KUALA LUMPUR: It is a challenge to ascertain the cause of deaths among the Orang Asli Bateq community in Kuala Koh, Gua Musang, due to the incomplete remains recovered by authorities, says Deputy Health Minister Dr Lee Boon Chye.
According to Dr Lee, the remains that was collected from the jungle were only bones, adding that there wasn’t much body tissue collected to carry out a post-mortem.
“It makes the confirmation of the cause of death more difficult in this case. But more importantly, we want to make sure there is no criminal element in the deaths of these 12 Orang Asli,” he said.
Dr Lee was speaking to reporters at the Parliament lobby on Monday (July 8).
Dr Lee was responding to Health Minister Datuk Seri Dr Dzulkefly Ahmad, who said on July 6 that only three deaths among the Orang Asli in Kuala Koh, were due to complications from measles.
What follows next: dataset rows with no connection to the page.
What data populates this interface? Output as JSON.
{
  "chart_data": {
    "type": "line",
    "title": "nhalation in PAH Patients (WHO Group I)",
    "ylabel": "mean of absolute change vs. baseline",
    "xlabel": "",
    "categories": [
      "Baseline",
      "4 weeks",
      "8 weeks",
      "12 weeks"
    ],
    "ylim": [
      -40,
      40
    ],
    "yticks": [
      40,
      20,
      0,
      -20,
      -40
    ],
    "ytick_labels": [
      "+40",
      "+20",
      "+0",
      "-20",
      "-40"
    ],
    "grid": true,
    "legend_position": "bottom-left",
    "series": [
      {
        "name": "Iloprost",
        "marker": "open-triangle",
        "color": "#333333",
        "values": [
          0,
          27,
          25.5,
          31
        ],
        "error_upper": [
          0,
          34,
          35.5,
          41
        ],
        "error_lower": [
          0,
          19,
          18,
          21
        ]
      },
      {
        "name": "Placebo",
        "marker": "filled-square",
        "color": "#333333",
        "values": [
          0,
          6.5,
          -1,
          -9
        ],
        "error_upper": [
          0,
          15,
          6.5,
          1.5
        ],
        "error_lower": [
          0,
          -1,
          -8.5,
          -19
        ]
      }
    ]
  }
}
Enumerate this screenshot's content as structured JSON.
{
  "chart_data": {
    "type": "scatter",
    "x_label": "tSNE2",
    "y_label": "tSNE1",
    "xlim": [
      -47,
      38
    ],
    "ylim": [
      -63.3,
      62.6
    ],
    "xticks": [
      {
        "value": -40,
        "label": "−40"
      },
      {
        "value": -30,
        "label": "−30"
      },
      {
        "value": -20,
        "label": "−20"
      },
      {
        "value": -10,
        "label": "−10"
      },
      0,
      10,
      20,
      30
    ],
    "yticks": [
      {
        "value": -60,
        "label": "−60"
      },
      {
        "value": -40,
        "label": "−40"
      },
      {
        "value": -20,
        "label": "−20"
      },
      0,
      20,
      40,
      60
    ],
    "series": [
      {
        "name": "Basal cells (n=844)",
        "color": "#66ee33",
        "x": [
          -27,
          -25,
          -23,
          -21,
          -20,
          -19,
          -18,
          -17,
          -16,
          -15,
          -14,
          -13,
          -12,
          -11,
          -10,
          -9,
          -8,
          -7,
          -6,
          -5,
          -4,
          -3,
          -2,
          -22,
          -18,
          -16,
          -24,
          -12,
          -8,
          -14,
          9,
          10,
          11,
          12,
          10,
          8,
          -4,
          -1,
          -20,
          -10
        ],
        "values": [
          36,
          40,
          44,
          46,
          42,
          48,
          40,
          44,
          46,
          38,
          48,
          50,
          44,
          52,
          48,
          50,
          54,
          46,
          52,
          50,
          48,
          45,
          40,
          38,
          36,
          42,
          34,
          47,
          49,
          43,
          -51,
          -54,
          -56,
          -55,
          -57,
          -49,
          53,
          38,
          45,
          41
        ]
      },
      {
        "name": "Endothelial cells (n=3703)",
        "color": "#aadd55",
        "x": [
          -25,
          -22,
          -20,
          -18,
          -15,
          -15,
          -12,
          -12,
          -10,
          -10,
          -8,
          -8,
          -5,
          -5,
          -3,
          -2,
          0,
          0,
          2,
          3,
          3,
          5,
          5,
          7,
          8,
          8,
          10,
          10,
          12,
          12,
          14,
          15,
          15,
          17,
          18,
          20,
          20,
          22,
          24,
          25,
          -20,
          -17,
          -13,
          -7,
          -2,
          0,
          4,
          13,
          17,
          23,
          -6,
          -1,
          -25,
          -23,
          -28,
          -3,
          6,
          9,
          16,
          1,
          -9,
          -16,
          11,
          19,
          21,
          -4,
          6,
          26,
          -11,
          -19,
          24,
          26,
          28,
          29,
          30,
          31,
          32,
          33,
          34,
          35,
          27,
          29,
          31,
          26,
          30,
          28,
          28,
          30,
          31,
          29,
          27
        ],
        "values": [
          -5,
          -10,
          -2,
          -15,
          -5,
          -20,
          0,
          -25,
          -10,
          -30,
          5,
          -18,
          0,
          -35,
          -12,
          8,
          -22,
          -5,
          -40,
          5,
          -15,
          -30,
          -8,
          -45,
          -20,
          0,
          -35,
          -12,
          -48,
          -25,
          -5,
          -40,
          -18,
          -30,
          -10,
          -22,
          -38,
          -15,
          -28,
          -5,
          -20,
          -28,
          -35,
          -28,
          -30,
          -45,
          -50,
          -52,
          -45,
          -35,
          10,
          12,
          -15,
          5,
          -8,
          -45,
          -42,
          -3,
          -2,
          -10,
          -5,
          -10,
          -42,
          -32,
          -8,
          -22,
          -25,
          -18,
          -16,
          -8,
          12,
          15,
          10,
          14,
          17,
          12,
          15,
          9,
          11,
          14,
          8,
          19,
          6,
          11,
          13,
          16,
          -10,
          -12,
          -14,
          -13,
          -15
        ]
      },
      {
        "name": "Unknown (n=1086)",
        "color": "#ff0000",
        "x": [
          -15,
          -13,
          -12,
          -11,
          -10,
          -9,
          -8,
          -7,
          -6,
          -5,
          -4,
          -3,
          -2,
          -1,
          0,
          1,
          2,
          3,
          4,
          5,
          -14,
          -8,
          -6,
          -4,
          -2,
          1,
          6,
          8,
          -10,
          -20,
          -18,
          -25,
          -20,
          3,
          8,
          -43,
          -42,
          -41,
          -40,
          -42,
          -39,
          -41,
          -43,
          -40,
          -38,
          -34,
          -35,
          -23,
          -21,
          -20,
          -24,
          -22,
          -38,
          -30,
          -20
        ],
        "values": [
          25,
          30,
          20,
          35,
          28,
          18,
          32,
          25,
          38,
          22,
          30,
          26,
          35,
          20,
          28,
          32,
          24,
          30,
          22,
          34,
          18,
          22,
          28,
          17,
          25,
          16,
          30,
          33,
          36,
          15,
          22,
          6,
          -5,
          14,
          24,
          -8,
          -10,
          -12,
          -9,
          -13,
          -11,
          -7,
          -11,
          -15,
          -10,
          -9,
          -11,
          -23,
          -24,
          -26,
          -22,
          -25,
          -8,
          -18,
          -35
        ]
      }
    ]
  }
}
However, the police couldn’t ascertain the cause of death in the other 12 Orang Asli, said Dr Dzulkefly.
Dr Lee also explained the reason behind the delays on the post-mortems, saying it was difficult to retrieve the bodies of the deceased due to the traditional ritual of which the Orang Asli were buried.
“It is a normal practice in the community to send those patients who are sick away from the community.
“When the patient dies, they actually have a special way of disposing the bodies. The whole incident only came about after several reports, revealing that there were many fatalities,” he said.
Previously, it was reported that the dead bodies of the Orang Asli Bateq community in Gua Musang were placed on top of trees, as part of the tradition of the community.